Uri (North), the land having all that is needful,
The land Martu (West), resting in security,
The whole universe, the people in unison,
To Enlil in one tongue gave praise.

Thus, Enmerkar is remembered—among other things—as a religious innovator.

It is therefore noteworthy that it was precisely in the Late Uruk period that a new artistic motif appeared that bears directly on this religious innovation. Engravings appear around this time depicting a ruler making offerings before a temple with a distinctive gatepost of twisted reeds, which is in fact one of the iconographic symbols of Inanna.

The most noteworthy example of this motif is the Uruk (Warka) Vase, which depicts a procession of worshipers carrying various offerings to a female figure facing the ruler, ornately dressed for a “divine marriage” and attended by a servant. The female figure, either the goddess herself or her high priestess, stands at the top, robed and crowned, with the distinctive gateposts behind her.

If one accepts the testimony of the Sumerian epic literature, Inanna was not worshiped at Uruk until the reign of Enmerkar, which must mean Enmerkar must have reigned in the Uruk IV period, when the first evidence of Inanna-worship at Uruk is found.

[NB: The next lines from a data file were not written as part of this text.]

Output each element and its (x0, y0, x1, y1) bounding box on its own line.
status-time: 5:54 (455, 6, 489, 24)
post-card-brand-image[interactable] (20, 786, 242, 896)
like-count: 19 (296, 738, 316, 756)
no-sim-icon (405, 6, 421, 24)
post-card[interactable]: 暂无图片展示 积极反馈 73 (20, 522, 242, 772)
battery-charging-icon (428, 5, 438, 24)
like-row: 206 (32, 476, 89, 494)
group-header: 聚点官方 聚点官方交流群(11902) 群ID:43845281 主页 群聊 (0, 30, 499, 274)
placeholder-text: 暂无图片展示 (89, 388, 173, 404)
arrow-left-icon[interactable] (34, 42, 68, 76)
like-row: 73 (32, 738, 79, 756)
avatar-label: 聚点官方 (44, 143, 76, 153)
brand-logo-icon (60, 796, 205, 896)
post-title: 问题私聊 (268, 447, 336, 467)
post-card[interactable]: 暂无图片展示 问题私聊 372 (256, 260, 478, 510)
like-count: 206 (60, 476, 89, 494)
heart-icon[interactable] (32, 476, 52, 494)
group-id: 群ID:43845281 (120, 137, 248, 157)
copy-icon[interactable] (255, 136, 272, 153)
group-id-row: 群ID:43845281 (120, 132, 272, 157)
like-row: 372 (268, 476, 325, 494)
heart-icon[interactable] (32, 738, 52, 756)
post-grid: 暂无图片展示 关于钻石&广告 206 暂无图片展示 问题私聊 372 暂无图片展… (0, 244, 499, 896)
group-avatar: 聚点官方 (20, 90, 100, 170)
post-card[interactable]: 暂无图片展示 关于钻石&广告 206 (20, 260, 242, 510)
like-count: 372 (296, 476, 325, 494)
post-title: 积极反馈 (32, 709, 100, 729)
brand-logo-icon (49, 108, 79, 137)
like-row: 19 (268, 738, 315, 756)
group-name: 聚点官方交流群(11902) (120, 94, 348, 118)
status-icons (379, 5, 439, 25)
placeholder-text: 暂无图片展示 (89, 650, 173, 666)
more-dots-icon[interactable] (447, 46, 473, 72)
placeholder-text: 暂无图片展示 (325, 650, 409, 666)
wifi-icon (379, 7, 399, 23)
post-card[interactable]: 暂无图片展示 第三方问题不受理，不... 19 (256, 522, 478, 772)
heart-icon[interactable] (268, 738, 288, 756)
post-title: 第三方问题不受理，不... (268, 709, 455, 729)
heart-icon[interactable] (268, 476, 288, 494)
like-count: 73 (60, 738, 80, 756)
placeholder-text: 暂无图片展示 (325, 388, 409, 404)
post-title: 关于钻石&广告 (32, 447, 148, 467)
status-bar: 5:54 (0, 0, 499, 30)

It is, of course, possible to assert that “the” Flood was the one occurring at the end of the Jemdet Nasr period, or perhaps even the one at the end of EDI. If the list of cities in the Sumerian King List is taken at face value, this is almost certainly the case because only in the Jemdet Nasr period do we have conclusive evidence that all five antediluvian centers in fact existed.

But there are anomalies: other data from early Sumerian literature, if taken at face value, argue for a much earlier Flood as the inspiration for the legends surrounding the flood-hero Ziusudra (and, of course, Noah). If the details of Enmerkar’s reign are accepted, we must conclude that the Flood came before

  • the invention of writing
  • the architectural expansion of Uruk and its temple complex
  • the introduction of the cult of Inanna at Uruk

All of these may be dated to the Late Uruk period (specifically, to Uruk stratum IV), which leaves us with only one flood candidate that accounts for all of the details surrounding the post-flood accomplishments of Gilgamesh and Enmerkar: the late Ubaid flood, immediately before the start of the Uruk period. This is so regardless of the relative size or impact of the Ubaid flood itself. Even if the scope of this flood was remarkably exaggerated as the story was retold over the centuries, it remains the one flood candidate that properly locates Gilgamesh and Enmerkar in their correct archeological horizons.

The Ubaid flood was responsible for the 11-foot deposit of silt at Ur discovered by Sir Leonard Woolley in 1929. It is also the candidate David Rohl favors, for the archeological reasons I have outlined, in Legend: The Genesis of Civilization. Even if one does not agree with Rohl’s chronological revision, his overall arguments in favor of the Ubaid flood are worth consideration.